Innovative restructuring options include debt-for-climate swaps, which is a mechanism that provides support to both budgetary relief as well as finance climate mitigation, and adaptation action. The Seychelles is the first country to complete a debt-for-climate swap specifically aimed at protecting its oceans, he says.

Major bilateral and multilateral creditors are also moving towards including climate-resilient debt clauses into their financing deals that would allow debt repayments to be suspended when climate shocks disrupt supply chains and business operations, Kesson highlights.

“African governments need to fix their public finance management now to ensure they are ready and have more mature finance structures to effectively engage with international financiers when more climate funding becomes available,” says PwC Southern Africa international development leader Nasreen Mosam.

Additionally, PwC is also advocating for green public finance management, which is the integration of a climate-friendly perspective into public finance management practices, systems and frameworks with the objective of promoting fiscal policies that respond to climate concerns.

“Citizens and lenders are demanding more from governments to improve and enforce public finance management laws and systems, and a transition to accrual accounting is seen as a crucial tool for achieving fiscal transparency,” says Aboagye.

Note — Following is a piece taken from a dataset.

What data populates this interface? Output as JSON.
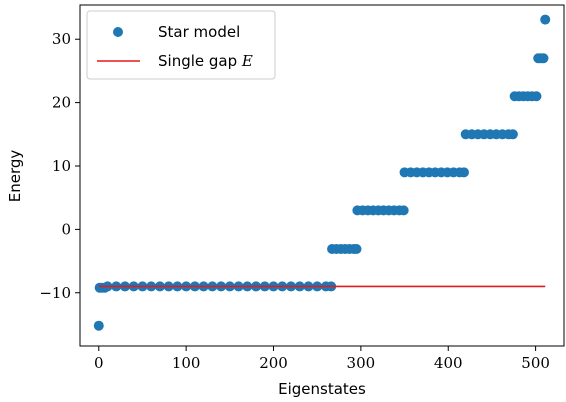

Further, governments and relevant public sector institutions also have to enhance their readiness for green financing through the development of clear policies and strategies that align with national climate and environmental goals, as well as attracting private capital through green financing, he notes.

“It is crucial that sub-Saharan African governments prepare themselves to achieve the national goals they have adopted to address the region’s economic, social, technological and climate challenges. The international development community plays a key role in supporting this,” he emphasises.

“By understanding the financial cost of the climate challenge, now and in the future, and developing strategies to work around current public debt burdens, financing climate initiatives within the region will be possible sooner, rather than later,” Aboagye says.

Sub-Saharan Africa has a lower carbon intensity than the global average and that of the Group of 7 bloc of developed nations. The region also contributes only 3% of global greenhouse gas emissions. However, despite this smaller emissions footprint, sub-Saharan Africa is the most vulnerable region globally to the adverse effects of climate change.